The Corporate Affairs Commission (CAC) has announced that telecommunications companies must obtain prior approval from the Nigerian Communications Commission (NCC) before transferring ownership or control of shares amounting to 10 per cent or more of their total share capital.

The directive was disclosed in a joint statement issued by the NCC and CAC on Sunday.

Under the new requirement, telecom operators seeking to register significant changes in ownership structure with the CAC must first obtain a Letter of No Objection from the NCC.

The agencies said the measure takes immediate effect and applies both to single transactions involving at least 10 per cent of a company’s shareholding and to multiple transactions that collectively exceed the threshold.

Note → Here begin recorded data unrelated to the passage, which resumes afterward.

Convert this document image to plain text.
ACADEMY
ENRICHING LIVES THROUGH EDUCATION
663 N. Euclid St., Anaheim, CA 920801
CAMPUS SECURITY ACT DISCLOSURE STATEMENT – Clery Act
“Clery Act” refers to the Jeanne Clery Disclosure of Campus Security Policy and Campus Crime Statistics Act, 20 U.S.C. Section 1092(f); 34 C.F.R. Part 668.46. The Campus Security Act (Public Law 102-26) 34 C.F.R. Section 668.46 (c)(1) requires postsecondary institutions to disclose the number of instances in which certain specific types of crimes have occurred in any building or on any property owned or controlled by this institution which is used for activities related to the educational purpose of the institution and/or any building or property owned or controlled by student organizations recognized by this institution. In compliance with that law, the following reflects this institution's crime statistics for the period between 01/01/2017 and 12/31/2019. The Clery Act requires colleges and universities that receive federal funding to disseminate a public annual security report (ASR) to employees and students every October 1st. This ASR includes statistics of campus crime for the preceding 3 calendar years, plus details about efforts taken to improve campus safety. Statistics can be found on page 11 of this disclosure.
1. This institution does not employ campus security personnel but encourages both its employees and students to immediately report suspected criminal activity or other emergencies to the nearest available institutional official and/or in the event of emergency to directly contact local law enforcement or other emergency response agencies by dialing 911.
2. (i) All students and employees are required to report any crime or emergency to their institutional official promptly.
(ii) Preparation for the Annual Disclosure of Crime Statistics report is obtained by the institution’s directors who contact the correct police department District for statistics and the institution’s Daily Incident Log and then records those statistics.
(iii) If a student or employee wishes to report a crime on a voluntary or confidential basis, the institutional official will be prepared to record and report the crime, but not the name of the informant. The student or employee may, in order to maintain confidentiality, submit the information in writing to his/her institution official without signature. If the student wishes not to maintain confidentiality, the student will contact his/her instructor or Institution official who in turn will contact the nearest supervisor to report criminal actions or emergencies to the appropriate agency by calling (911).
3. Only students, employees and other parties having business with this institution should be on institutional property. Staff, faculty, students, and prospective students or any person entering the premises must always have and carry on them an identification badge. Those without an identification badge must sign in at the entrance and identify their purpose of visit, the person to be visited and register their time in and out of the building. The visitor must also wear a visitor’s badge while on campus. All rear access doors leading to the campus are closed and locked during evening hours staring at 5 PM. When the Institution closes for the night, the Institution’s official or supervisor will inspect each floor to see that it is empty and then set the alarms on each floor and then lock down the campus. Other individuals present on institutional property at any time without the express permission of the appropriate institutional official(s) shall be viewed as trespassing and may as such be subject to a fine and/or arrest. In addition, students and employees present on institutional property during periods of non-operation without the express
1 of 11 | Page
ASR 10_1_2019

According to the statement, the policy is aimed at strengthening regulatory oversight, promoting transparency, and preventing anti-competitive practices within Nigeria’s telecommunications sector.

The NCC and CAC noted that the requirement is backed by provisions of the Nigerian Communications Act 2003, the Competition Practices Regulations 2007, and the Licensing Regulations 2019, which empower the NCC to review transactions involving licensed operators.

The agencies said the new framework would enhance supervision of significant ownership changes that could affect market competition and industry stability.

They added that the policy would improve regulatory certainty, boost investor confidence, and support the long-term sustainability of Nigeria’s communications industry.

The NCC and CAC reaffirmed their commitment to maintaining a transparent and competitive business environment while ensuring orderly growth within the telecommunications sector.